Bunlar hep Adana’da mı yapılacak?
- Büyük ihtimalle, çünkü Ankara pahalı gelir bize...
Şu anda nerede?
- Dün akşam hastanedeydik, şimdi eve geldik, yan odada uyuyor.
Bir de oğlunuzun epilepsisi var...
- Evet. Mirhat aynı zamanda astım hastası. Ben akraba evliliği yaptım. Solin ve Mirhat’tan önce çocuklarım oldu, doğum yaptıktan hemen sonra öldüler. Herkesin çocuğu değerlidir, benimkiler de öyle. Hele iki tane kaybettikten sonra. Gözüm gibi bakıyorum çocuklarıma. Allah korusun kaybedersem, kendime gelemem, bir daha da çocuğum filan olacağını da zannetmiyorum.
Kaç yaşındasınız?
- 28.
Peki eşiniz? Nedense çıkan haberlerde pek eşinizden söz edilmiyor? O nerede?
- Eşim firari. Ben cezaevine girmeden 5-6 ay önce yurtdışına çıktı, bir daha da ondan haber alamadık. Tabii ki daha duyarlı olmasını beklerdim. Ben, “Hücrede de kalsam, bu ülkeyi terk etmeyeceğim” demiştim. Ondan da bunu beklerdim. Hem halkı hem çocukları için. Ama yapmadı.
Akrabalık dereceniz ne?
- Onun kız kardeşi benim öz yengem oluyor, aynı zamanda teyze çocuklarıyız, aynı zamanda babam onun amca oğlu. Aşiret olduğumuz için ilişkiler karışık.
Size, “Çocukları hastaysa niye siyasete girmiş ki” diye eleştiriler yapıldı?...
- Oğlumun hastalığını biliyordum, kızımınki sonradan çıktı. Çocuğu hasta birçok anne var, hatta çocuğunu görmeyen anneler var. İşte ben bütün o annelerin sesi olmak istedim. Onlara çare olmak istedim. Onlarla birlikte yürümek istedim. Allah da böyle bir şey verdi. “Ceza” değil, “sınama”. İnşallah üstesinden gelirim.
Sizce sizi barış rüzgârı içinde mi tahliye ettiler, yoksa çocuklarınızın hastalığının duygusal sonucu olarak mı?
- Bu tahliye, bütün insanların barışı istemesinin sonucuydu. Kızım hastaydı, bana ihtiyacı vardı, ben cezaevindeydim. Ve insanlar, kimliği, dili, dini, etnik kökeni fark etmeksizin bana destek verdi, benim ve Solin’in yanında oldu.
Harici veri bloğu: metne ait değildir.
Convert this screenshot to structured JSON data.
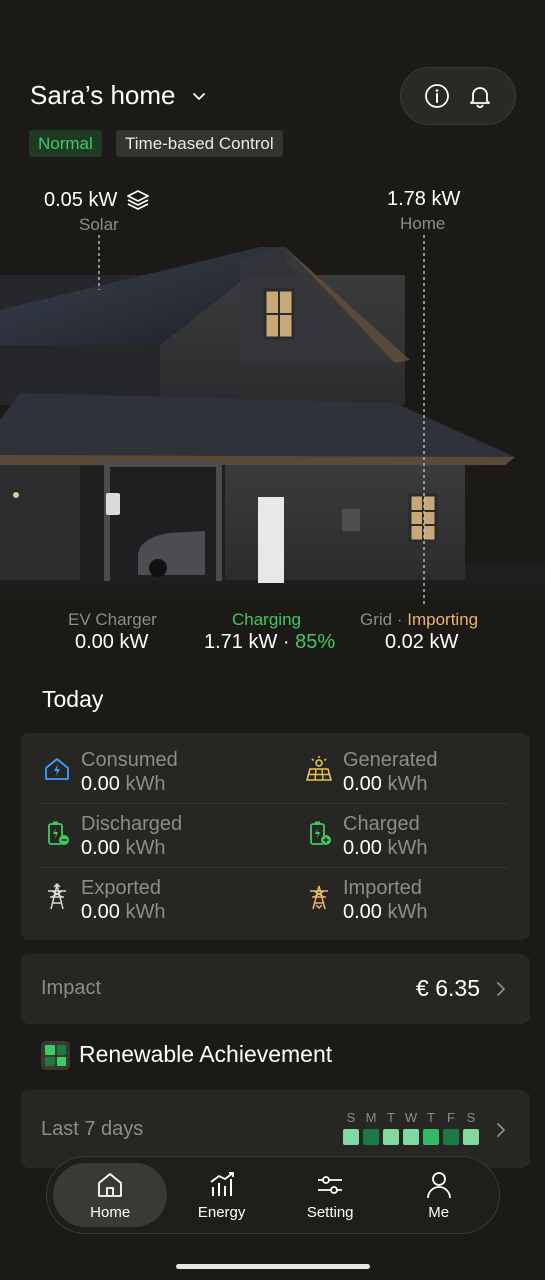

Evet, “Onların arasında ne işin var! Bu kadar güzel çocukların var!” diye yazanlar da olmuş ama onlar da tahliye olmam için imza atmış. Müthiş değil mi?
Ermenice, Türkçe, Kürtçe şarkılar söylüyordum
Siz aynı zamanda Cizre Belediye Başkan Yardımcısı’sınız. Her kadın belediye başkan yardımcısı olamıyor, siz nasıl başardınız?
- Ben daha önce şarkı söylüyordum Ermenice, Türkçe, Kürtçe ve birçok dilde. Ama sadece yörede biliniyordum, çok fazla ünlü biri değildim. Mersin’de, Diyarbakır’da, Van’da, Elazığ’da ve daha bir sürü şehirde kültür merkezlerinde konserler verdim. Kadınların arasında girer, onların dertlerini, sıkıntılarını dinlerdim. Sonra işler, bir adım ileri boyuta kaydı, Türkiye’nin herhangi bir yerinde bir kadın tecavüze uğradığında, onun için de yürüyüş düzenler oldum. Kadın meseleleriyle ilgiliydim, basın açıklamaları yaptım, zaten bunlar yüzünden yargılanıyorum.
Peki bu belediye işi nereden çıktı?
- Evet. Bana dediler ki “Sen git yine kadın sorunlarıyla uğraş ama belediye meclis üyeliği de yap! Halk seni seviyor.” Meclis üyesi olunca da nasıl olduğunu anlamadan kendimi belediye başkan yardımcısı olarak buldum.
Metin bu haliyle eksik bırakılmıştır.